シアトル自治区の小さな農園をとおして、現代の黒人が農園を所有できない問題を知った。
シアトル自治区ではじめられた農業は、英植民地のインドでおこなわれた塩の行進を参照すればわかりやすい - 法華狼の日記
さらに、黒人が農園所有権をうばわれてきた歴史への抵抗であるともマーカス氏は語っている。
上記エントリを書いた時はインドの非暴力不服従運動「塩の行進」を連想し、なぞらえた。
しかし自国の事例として、耕作する権利をうったえた「三里塚闘争」も思い出していた。それは国策によって迷走させられた農民がようやく確保できた大地を、さらに国家が奪おうとすることへの抵抗だった。
三里塚闘争(さんりづかとうそう)とは - コトバンク
1966年(昭和41)7月4日の閣議で新国際空港を三里塚に建設することが決定するが、これに先だつ6月28日、地元農民は三里塚新国際空港反対同盟(委員長戸村一作(とむらいっさく))を結成、反対運動を開始した(7月10日三里塚・芝山連合空港反対同盟に発展)。

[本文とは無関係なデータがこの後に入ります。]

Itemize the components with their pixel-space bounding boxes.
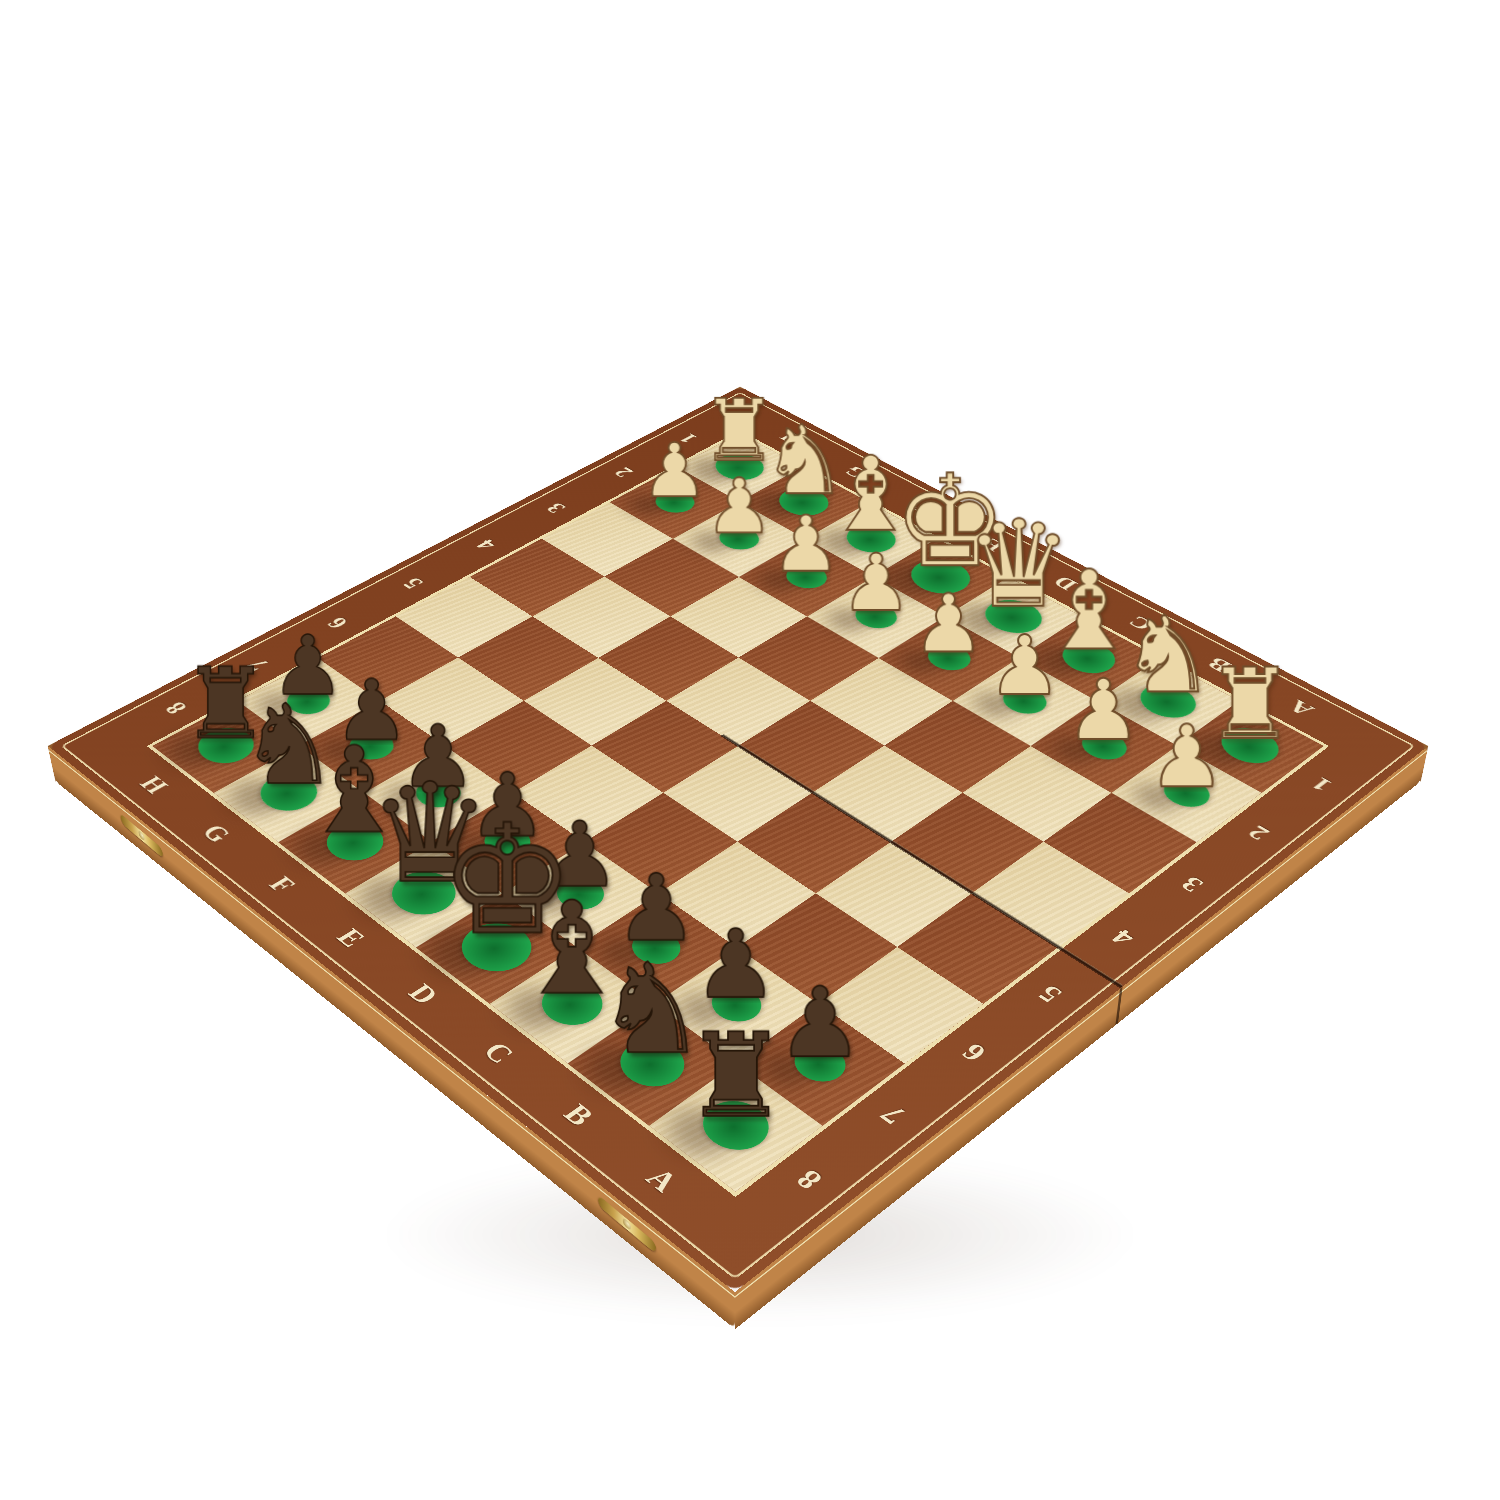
rank-label-7-afile-edge: 7 [875, 1101, 912, 1129]
board-squares: ♜♞♝♚♛♝♞♜♟♟♟♟♟♟♟♟♟♟♟♟♟♟♟♟♜♞♝♛♚♝♞♜ [147, 430, 1329, 1197]
brass-latch [120, 813, 164, 859]
file-label-e-black-edge: E [331, 925, 371, 951]
file-label-b-black-edge: B [558, 1099, 600, 1130]
rank-label-5-afile-edge: 5 [1033, 981, 1068, 1006]
black-rook[interactable]: ♜ [675, 1022, 797, 1132]
rank-label-3-hfile-edge: 3 [541, 500, 570, 516]
square-a2[interactable]: ♟ [1112, 746, 1262, 842]
chess-board: ♜♞♝♚♛♝♞♜♟♟♟♟♟♟♟♟♟♟♟♟♟♟♟♟♜♞♝♛♚♝♞♜ AA88BB7… [48, 387, 1428, 1293]
rank-label-2-afile-edge: 2 [1242, 822, 1273, 844]
file-label-d-black-edge: D [402, 980, 444, 1009]
file-label-c-black-edge: C [478, 1038, 520, 1068]
rank-label-8-afile-edge: 8 [790, 1165, 828, 1194]
rank-label-6-afile-edge: 6 [956, 1040, 992, 1066]
product-photo-scene: ♜♞♝♚♛♝♞♜♟♟♟♟♟♟♟♟♟♟♟♟♟♟♟♟♜♞♝♛♚♝♞♜ AA88BB7… [0, 0, 1500, 1500]
rank-label-1-afile-edge: 1 [1306, 774, 1337, 795]
rank-label-5-hfile-edge: 5 [398, 575, 428, 592]
rank-label-4-afile-edge: 4 [1106, 926, 1139, 950]
file-label-f-black-edge: F [264, 872, 302, 896]
white-pawn[interactable]: ♟ [1134, 717, 1240, 799]
rank-label-3-afile-edge: 3 [1176, 873, 1208, 896]
rank-label-4-hfile-edge: 4 [471, 537, 501, 553]
file-label-g-black-edge: G [197, 820, 237, 846]
file-label-a-black-edge: A [640, 1163, 684, 1196]
file-label-h-black-edge: H [135, 772, 174, 797]
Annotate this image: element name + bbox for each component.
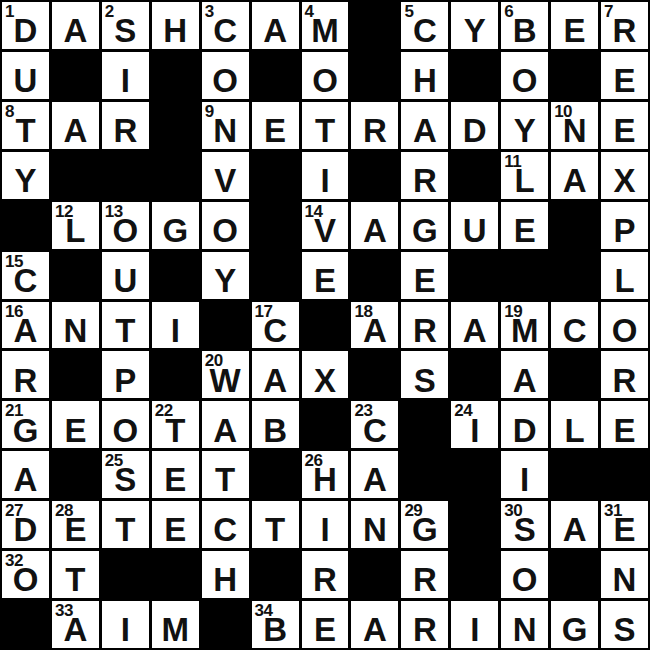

68年初頭から三派系全学連の支援が本格化し、多数の逮捕者、負傷者を出す警察機動隊との衝突が続いた。71年2~3月、9月の2次にわたる土地収用法による強制代執行には地下壕(ごう)を掘り、一坪買収運動を行うなどして抵抗、逮捕者は1200人を超えた。
さらに物語への興味関心から、藤子・F・不二雄によるSF漫画『21エモン』の一編「死ンデモイモヲ作ルダゾ」も連想していた。芋掘り用ロボット「ゴンスケ」がホテルに作った畑を死守するエピソードだ*1。
もとは廃業寸前のホテルで使われていない部屋で隠れて作った畑だったが、宿泊費をはらうかたちにして堂々と耕作をつづけることに。しかしホテルの従業員ロボットにもどしたい主人と対立し、宿泊費も底をついてしまう*2。
そして、はげしく抵抗するもゴンスケは負けてしまうが、主人たちはイモの美味しさを知って、畑をそのまま残してゴンスケにまかせることを決める……*3
このエピソードの初出が1968年。つまり三里塚闘争が激化した時期と符合する。
劇中で明確な言及はされていないが、同時代のニュースが作者の目に入らなかったとも考えづらい。意識して描いた可能性は高いのではないだろうか。